La gestione consapevole di un giardino è una sperimentazione artistica legata all’ambiente, alle persone, ai tempi, scrive Antonio Perazzi, paesaggista e botanico. Che, quasi per dimostrarlo, ci porta nel suo giardino di famiglia, raccontando la storia, le peculiarità e le sorprese offerte dalle piante che lo abitano.
Avere a disposizione uno spazio suggestivo, con una storia antica, e saperne modificare la vegetazione con consapevolezza e intelligenza porta ad una sorta di integrazione fisica tra chi progetta e guida il paesaggio e l’ambiente che risponde alle varie sollecitazioni. Il giardino, infatti, è sempre una creazione umana, in cui viene valorizzato il rapporto coerente tra le tante strutture vegetali nella loro continua vitale interazione con il territorio.

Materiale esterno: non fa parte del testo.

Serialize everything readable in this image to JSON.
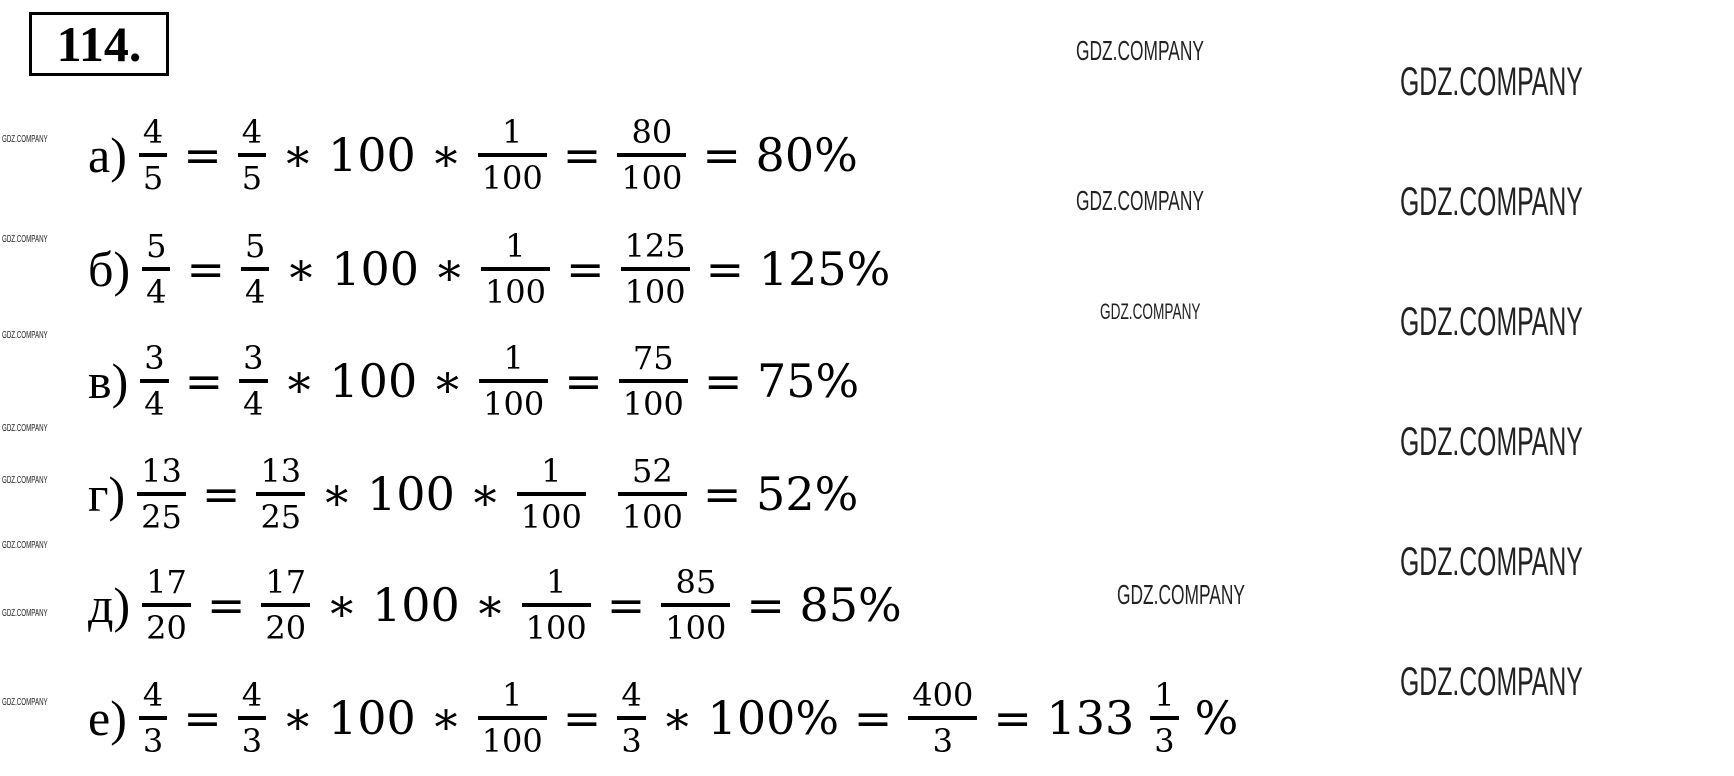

E’ proprio l’ambiente intorno che permette o impedisce la convivenza tra specie diverse, che possono svilupparsi in pieno sole o ombreggiandosi reciprocamente, approfittando di terreni acidi o calcarei, argillosi o drenanti. Gli alberi e tutte le piante, infatti, comunicano attraverso una rete di continui scambi di informazioni, riconoscono segnali chimici e biologici ma non conoscono il concetto di confine. Infatti, se lasciate libere di scegliere, si spostano nello spazio e nel tempo inseguendo nuovi ambienti: i loro embrioni possono aspettare anche per tempi lunghissimi che si presentino le condizioni adatte alla loro germinazione.
Il giardino amato e “assecondato” da Perazzi si presenta come una vera fantasmagoria vegetale: vi crescono semi e piante di origine esotica portate da paesi lontani, insieme a piante spontanee o locali e a quelle legate affettivamente a ricordi di momenti belli o di persone care; e questa convivenza segue, nel proprio sviluppo e nelle fioriture, il corso delle stagioni, i periodi di quiescenza, i rigogli primaverili. Talvolta accade lo sbocciare imprevisto di qualche pianta capricciosa rimasta a vegetare per anni, incurante delle premure o degli insulti del giardiniere impaziente; altre piante invece, fioriscono fedelmente tutti gli anni, nonostante le varie vicissitudini invernali o incidenti di varia natura. Così, attraverso la descrizione delle tante specie che appaiono spontaneamente o che vengono ben sistemate in questo paradiso selvatico, il lettore può ritrovare piante conosciute o cominciare a desiderare quelle che sembra facile far crescere anche in un giardino più terrestre.
E’ interessante, nel libro, il rapporto molto personale tra l’autore-giardiniere e le sue “creature”, le attese lunghissime nella speranza che la natura si adatti ai suoi desideri, la volontà di possesso che lo spinge a cercare la propria preda in posti lontani per trasferirla nel proprio territorio, la ricerca per individuare nel giardino italiano le condizioni in cui possa vivere bene anche la pianta straniera. Si avvia allora uno scambio di sfide reciproche, di inviti e resistenze, un alternarsi di desideri e curiosità, di sorprese e insuccessi. E infine l’orgoglio del colonizzatore: “La cosa buffa – commenta Perazzi – è che con l’andar del tempo la maggior parte di queste piante ha finito per trovarsi meglio nel mio giardino che nel posto da cui le ho prelevate”.
La descrizione delle caratteristiche della vegetazione che in tempi e con modalità diverse è entrata a far parte di questo paradiso vegetale guida il lettore – anche non esplicitamente – a sviluppare una particolare sensibilità nei confronti di quelle piante o di quelle situazioni ambientali che si incontrano nella vita reale; aiuta ad accorgersi degli odori, dei profumi, dei colori, delle forme, delle strutture che compongono ogni giardino, ma che si possono riconoscere in ogni viottolo di campagna e, talvolta, anche nei (poco paradisiaci) giardini urbani.